Working paper

Robustness in Backtest Inference

How much of a historical investment edge survives multiple testing, costs, and out-of-sample evaluation.

Status: Working paper
Version: Working paper
Date: 2026-05
Authors: Aryan Patel

Abstract

A method-focused study of how inference choices, model selection, and repeated testing inflate the apparent performance of historical trading strategies, and what survives once those effects are controlled for. The work develops a structure-preserving randomization test that holds the trade structure and price path fixed and re-randomizes only entry placement, separating profitability from genuine entry-timing skill.
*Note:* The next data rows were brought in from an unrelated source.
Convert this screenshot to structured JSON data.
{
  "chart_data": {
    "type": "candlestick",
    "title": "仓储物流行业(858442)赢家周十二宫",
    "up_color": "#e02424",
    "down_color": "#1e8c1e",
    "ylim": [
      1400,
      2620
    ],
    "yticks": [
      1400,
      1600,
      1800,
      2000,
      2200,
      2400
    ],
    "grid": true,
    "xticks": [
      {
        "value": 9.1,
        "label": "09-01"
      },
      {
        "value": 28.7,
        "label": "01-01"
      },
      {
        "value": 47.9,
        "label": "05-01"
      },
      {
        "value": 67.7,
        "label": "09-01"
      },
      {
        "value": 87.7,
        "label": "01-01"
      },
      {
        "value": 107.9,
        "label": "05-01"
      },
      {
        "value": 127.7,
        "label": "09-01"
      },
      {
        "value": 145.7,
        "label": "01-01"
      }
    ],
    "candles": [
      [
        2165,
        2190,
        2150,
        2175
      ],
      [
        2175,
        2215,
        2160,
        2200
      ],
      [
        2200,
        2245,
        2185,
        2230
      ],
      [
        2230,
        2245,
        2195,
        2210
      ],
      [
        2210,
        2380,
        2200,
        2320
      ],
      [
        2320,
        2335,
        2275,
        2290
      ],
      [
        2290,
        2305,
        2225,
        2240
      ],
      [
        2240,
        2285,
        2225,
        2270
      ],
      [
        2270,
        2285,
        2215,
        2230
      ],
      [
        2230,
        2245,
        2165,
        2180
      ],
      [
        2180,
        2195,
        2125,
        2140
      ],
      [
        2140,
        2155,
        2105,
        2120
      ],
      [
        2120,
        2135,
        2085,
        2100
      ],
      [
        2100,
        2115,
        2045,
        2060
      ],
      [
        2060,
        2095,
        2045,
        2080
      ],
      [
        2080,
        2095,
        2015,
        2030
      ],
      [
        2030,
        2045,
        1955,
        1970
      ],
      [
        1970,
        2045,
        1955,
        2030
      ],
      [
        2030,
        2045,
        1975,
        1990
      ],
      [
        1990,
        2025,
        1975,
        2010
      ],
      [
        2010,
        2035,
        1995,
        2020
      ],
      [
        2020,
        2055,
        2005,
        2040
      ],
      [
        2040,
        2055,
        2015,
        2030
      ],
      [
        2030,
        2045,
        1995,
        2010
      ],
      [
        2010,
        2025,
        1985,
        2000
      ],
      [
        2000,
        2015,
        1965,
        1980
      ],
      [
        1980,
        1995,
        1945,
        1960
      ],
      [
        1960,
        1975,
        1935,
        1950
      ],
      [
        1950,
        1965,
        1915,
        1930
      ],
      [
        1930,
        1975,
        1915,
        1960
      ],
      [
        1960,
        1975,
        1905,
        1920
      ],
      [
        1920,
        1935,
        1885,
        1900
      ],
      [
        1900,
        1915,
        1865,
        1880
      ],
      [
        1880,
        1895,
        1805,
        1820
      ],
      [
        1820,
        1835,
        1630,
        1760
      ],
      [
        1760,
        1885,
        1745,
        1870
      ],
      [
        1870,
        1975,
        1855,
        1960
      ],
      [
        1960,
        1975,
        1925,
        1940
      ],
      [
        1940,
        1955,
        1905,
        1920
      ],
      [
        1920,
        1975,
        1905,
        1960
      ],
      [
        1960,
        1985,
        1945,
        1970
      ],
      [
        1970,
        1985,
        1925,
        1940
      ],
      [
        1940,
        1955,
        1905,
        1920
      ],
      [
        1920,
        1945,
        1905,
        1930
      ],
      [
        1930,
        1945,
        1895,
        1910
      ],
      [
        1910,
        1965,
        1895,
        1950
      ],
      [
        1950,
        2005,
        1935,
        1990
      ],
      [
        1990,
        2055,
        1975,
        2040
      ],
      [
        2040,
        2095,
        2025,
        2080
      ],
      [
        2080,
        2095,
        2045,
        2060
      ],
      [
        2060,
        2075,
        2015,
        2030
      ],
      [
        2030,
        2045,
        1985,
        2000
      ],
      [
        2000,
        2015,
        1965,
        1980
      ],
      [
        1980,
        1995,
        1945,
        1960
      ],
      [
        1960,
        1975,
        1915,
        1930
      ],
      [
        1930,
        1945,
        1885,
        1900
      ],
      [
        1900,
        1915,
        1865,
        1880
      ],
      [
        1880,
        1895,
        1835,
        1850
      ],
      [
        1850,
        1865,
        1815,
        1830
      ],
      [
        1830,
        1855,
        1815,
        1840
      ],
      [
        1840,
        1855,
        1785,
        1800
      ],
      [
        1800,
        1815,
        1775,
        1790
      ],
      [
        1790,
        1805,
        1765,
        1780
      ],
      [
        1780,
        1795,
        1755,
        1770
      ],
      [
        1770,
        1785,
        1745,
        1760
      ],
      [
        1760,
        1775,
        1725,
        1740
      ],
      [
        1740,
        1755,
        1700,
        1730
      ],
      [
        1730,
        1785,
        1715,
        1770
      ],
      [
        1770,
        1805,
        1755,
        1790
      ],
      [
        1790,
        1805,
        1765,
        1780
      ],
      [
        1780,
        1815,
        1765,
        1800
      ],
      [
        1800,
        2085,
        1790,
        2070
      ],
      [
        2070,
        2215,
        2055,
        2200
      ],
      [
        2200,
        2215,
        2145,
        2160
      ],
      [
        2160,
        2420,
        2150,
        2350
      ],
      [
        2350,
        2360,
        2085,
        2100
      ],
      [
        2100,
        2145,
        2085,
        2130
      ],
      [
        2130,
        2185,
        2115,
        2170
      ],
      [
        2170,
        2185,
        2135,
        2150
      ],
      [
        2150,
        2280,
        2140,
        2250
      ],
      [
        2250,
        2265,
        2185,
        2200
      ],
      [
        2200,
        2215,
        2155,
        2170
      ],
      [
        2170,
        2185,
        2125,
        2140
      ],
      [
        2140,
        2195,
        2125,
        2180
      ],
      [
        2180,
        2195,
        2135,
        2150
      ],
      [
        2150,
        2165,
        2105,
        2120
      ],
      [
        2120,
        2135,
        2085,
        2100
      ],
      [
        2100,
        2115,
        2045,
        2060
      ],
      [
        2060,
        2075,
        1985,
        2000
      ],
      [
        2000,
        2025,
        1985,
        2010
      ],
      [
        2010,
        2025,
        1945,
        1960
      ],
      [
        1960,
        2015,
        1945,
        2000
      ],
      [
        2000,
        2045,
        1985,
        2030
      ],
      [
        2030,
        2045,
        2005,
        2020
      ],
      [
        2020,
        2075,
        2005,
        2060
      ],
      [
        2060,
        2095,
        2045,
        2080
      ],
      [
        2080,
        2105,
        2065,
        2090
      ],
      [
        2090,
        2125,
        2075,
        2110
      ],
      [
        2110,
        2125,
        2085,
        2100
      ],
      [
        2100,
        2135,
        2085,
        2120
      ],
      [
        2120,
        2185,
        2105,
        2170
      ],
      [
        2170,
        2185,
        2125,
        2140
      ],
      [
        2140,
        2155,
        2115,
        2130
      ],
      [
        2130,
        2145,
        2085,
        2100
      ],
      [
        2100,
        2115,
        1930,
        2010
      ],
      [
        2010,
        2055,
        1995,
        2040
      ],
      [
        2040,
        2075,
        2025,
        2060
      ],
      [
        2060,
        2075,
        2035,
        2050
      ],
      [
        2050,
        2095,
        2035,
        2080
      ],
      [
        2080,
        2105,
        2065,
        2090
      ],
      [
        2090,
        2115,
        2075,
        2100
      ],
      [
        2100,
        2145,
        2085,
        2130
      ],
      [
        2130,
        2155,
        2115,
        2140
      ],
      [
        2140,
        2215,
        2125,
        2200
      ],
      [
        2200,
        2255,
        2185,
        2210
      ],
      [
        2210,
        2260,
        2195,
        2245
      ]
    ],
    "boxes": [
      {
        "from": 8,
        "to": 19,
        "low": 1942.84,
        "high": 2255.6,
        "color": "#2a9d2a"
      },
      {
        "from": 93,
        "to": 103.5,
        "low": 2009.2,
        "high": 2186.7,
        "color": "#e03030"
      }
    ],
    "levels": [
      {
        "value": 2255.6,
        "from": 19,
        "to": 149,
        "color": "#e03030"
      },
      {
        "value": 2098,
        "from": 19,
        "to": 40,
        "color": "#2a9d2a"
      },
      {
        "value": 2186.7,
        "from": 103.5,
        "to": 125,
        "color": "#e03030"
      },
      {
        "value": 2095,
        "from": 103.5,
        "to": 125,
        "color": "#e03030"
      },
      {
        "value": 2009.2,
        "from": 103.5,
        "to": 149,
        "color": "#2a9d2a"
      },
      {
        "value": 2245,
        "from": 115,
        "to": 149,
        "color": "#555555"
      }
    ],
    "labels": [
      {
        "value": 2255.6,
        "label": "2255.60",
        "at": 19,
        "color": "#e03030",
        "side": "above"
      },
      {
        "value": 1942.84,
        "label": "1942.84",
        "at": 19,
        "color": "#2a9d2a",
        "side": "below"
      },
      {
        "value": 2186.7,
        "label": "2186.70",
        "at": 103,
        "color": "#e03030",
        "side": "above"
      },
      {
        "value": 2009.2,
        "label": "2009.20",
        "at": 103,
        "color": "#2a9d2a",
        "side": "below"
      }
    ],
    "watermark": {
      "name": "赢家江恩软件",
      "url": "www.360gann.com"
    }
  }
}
A companion working paper presents the method and results in full.

Research question

How much of a historical investment edge survives multiple testing, costs, and out-of-sample evaluation?

Methods

Structure-preserving randomization
Multiple-testing control
Out-of-sample evaluation
Sensitivity to declared measures
Cross-asset robustness

Data

Gold futures and a cross-asset panel of public daily market data; provenance recorded.

Results

Working paper. Across the examined panel, profitability is common but no rule shows robust, measure-invariant entry-timing skill after multiplicity control. The work is not published.

Limitations

Findings are primarily single-asset; the cross-asset panel is exploratory, and conclusions depend on the declared re-randomization measures.

Code availability: Internal. Release forthcoming.
Data availability: Public market data.
AI disclosure: AI agents assisted with literature retrieval, code generation, analysis support, critique, and drafting. Deterministic systems produced and verified the estimates. A human researcher approved the question, design, interpretation, and release.
Reproduction status: Internal validation.